Get bulk social network counts for thousands of URLs: free & (almost) no programming

how to crawl a website, fetch social data for every URL, export to Excel. And best of all: Do It Yourself, do it for free, and do it with (almost) no programming.


Let's assume you want to know the social sharing data of a large number of URLs. Think about stuff like the amount of Tweets, FaceBook Likes, Reddits, Stumbles, Pins, Delicious bookmarks, Google +1s, etc. You could for instance want to analyze which networks work best for your site, or even sections of your site (or your competitors' site). Useful intel, i'd say.

DIY: 6 steps to social analytics heaven

There are several ways to fetch this data: from paid services that do it for you to Google spreadsheets. In this article however, I will show you an additional way to easily fetch all this data yourself, for free, and in a reliable and easy to modify way. It's an added bonus that you actually know how to obtain this kind of data. In my book that is a big deal. So let's get started.
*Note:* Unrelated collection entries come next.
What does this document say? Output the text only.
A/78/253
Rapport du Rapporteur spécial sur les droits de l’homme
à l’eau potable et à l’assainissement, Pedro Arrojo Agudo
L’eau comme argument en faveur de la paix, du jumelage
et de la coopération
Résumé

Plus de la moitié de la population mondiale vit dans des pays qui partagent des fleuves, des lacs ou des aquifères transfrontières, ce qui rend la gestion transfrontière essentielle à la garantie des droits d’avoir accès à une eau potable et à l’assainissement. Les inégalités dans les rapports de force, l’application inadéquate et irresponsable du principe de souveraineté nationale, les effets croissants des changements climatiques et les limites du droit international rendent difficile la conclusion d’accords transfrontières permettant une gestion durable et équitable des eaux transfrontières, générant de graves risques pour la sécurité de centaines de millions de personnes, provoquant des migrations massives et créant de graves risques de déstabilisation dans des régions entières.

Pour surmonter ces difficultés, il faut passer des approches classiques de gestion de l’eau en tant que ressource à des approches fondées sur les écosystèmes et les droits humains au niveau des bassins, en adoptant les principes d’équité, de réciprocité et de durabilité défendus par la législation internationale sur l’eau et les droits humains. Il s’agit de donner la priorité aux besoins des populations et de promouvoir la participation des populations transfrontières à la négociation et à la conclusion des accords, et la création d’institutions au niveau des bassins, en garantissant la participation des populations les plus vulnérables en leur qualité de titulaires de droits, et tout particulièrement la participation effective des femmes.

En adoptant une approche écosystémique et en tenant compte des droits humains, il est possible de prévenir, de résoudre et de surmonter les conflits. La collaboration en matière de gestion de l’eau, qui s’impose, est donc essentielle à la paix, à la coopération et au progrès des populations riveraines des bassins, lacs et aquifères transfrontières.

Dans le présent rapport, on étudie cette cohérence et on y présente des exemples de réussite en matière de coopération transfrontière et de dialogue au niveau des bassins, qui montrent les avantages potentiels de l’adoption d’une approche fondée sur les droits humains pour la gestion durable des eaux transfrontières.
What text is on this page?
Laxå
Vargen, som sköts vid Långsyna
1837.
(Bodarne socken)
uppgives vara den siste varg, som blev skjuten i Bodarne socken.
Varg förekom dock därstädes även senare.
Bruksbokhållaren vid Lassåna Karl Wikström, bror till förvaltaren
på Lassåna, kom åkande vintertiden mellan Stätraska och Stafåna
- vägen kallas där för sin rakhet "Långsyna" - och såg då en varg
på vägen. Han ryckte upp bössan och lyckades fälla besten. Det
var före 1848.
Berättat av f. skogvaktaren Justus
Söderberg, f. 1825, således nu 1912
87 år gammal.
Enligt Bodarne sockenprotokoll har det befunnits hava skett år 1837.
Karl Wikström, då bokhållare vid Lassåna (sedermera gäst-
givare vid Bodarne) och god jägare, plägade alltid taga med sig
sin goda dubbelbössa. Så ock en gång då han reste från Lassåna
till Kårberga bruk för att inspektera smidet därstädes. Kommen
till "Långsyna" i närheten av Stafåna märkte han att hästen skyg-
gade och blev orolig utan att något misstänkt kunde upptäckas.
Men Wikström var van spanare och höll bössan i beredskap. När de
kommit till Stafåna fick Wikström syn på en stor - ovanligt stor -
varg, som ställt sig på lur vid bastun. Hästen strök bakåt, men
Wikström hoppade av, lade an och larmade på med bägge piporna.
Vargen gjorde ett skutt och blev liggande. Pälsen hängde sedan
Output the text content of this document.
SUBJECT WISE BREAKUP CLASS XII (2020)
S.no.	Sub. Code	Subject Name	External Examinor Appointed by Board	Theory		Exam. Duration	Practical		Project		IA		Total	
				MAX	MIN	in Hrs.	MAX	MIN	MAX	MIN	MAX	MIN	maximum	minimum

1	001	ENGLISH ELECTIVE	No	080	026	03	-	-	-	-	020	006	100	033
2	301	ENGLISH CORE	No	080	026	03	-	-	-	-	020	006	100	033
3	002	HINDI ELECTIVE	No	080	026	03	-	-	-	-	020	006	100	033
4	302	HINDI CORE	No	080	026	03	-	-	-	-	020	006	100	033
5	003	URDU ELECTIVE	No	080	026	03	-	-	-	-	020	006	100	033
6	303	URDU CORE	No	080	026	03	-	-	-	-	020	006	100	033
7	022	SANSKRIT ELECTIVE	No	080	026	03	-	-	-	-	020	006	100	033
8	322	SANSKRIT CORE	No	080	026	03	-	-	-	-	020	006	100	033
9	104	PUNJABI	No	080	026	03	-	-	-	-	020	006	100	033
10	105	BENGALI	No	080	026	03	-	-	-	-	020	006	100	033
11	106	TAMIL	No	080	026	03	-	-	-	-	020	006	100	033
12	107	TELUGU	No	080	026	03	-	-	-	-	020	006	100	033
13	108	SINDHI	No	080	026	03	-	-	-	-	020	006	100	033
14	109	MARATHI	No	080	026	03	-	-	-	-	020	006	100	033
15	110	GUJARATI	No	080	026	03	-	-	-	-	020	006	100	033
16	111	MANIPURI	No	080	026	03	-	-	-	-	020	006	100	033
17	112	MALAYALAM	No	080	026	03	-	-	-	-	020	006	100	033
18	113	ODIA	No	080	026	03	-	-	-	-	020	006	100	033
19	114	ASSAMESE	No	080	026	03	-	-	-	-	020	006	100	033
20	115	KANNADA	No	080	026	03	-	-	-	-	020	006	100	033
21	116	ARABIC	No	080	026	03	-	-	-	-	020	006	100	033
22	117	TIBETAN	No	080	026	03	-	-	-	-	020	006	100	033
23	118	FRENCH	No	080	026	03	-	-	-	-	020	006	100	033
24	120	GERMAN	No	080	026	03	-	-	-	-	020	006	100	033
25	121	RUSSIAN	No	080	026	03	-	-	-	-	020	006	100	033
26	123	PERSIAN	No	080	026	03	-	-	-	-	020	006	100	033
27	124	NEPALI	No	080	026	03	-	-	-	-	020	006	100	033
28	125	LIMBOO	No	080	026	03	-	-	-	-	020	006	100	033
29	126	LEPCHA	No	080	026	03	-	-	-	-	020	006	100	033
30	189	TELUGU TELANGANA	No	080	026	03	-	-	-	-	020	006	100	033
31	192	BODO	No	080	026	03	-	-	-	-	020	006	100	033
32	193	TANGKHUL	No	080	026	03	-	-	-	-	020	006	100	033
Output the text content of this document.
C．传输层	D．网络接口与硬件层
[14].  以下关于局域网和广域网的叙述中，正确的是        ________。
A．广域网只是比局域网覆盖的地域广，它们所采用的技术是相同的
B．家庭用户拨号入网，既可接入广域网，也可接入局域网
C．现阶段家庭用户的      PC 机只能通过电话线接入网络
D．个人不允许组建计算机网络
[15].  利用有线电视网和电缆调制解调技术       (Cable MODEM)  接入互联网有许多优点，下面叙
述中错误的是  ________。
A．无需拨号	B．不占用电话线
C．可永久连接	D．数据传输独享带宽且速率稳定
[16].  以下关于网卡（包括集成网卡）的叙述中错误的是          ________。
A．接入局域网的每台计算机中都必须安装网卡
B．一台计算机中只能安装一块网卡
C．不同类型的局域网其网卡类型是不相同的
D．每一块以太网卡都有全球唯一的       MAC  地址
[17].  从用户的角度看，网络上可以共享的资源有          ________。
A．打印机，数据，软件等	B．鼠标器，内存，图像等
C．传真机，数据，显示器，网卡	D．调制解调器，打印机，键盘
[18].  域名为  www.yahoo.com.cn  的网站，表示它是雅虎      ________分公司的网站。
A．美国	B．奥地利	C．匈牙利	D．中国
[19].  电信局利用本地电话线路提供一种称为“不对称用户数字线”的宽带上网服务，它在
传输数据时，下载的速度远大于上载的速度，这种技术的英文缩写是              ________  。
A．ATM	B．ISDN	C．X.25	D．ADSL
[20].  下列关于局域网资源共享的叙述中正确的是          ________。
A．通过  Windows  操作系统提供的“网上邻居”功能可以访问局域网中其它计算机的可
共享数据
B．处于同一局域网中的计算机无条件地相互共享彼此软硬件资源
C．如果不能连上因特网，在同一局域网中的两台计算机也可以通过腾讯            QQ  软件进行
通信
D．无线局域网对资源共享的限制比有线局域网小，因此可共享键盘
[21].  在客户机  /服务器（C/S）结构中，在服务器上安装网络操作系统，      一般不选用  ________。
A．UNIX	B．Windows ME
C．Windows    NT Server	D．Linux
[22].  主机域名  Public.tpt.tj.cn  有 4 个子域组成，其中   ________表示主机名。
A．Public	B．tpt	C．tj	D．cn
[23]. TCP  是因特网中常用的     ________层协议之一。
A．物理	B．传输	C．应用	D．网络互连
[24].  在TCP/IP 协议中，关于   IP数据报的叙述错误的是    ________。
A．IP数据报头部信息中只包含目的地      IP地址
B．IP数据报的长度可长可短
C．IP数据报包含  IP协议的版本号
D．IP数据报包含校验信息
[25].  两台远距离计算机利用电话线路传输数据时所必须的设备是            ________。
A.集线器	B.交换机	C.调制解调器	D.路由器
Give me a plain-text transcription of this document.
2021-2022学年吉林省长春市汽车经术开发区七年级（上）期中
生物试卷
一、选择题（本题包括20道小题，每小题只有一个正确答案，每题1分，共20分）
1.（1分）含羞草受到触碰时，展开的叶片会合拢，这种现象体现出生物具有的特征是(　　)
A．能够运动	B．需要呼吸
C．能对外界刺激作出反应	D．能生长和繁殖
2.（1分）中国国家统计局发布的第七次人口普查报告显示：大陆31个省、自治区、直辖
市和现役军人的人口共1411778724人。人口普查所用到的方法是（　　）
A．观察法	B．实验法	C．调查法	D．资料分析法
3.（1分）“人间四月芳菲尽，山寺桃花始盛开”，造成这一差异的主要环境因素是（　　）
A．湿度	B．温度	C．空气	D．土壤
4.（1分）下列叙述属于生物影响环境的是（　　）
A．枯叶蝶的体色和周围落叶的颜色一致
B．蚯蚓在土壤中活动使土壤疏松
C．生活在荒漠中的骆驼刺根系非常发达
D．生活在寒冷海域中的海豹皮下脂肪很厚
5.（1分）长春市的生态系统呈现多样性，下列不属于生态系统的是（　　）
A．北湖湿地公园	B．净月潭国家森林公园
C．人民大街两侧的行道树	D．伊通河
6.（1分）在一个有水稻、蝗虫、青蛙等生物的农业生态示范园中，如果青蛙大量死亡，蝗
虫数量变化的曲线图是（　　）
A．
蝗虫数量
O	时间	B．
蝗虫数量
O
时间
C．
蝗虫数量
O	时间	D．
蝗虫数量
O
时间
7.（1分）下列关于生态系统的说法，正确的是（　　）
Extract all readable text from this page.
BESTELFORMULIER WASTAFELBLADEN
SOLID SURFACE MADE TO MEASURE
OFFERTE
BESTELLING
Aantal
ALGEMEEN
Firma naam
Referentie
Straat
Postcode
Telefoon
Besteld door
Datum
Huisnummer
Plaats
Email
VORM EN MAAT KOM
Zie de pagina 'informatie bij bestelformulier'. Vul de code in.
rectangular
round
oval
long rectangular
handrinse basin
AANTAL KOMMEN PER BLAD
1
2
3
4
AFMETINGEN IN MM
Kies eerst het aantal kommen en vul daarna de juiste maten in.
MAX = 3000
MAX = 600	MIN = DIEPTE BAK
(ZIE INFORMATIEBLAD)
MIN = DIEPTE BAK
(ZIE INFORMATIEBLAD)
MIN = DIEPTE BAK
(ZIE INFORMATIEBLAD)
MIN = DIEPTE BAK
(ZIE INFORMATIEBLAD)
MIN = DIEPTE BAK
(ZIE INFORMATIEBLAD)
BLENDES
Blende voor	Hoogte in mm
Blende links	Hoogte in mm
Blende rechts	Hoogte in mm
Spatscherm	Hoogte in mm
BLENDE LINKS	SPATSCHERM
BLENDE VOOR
Step 1: get a list of URLs

The first step is to actually get the list of URLs you want the social data for. There are several ways to obtain this, depending on what you want to analyze. To stay with my example: if I needed all URLs of a domain, I could use a spider like ScreamingFrog (paid), Xenu (free, Windows) or Integrity (free, Mac). In my example, I used ScreamingFrog to crawl 5000 URLs of State of Search, of which 3870 were HTML pages:

ScreamingFrog interface: spidering StateofSearch.com

Step 2: export the URLs

The next step is to export the URLs to .csv so I can use it for further analysis.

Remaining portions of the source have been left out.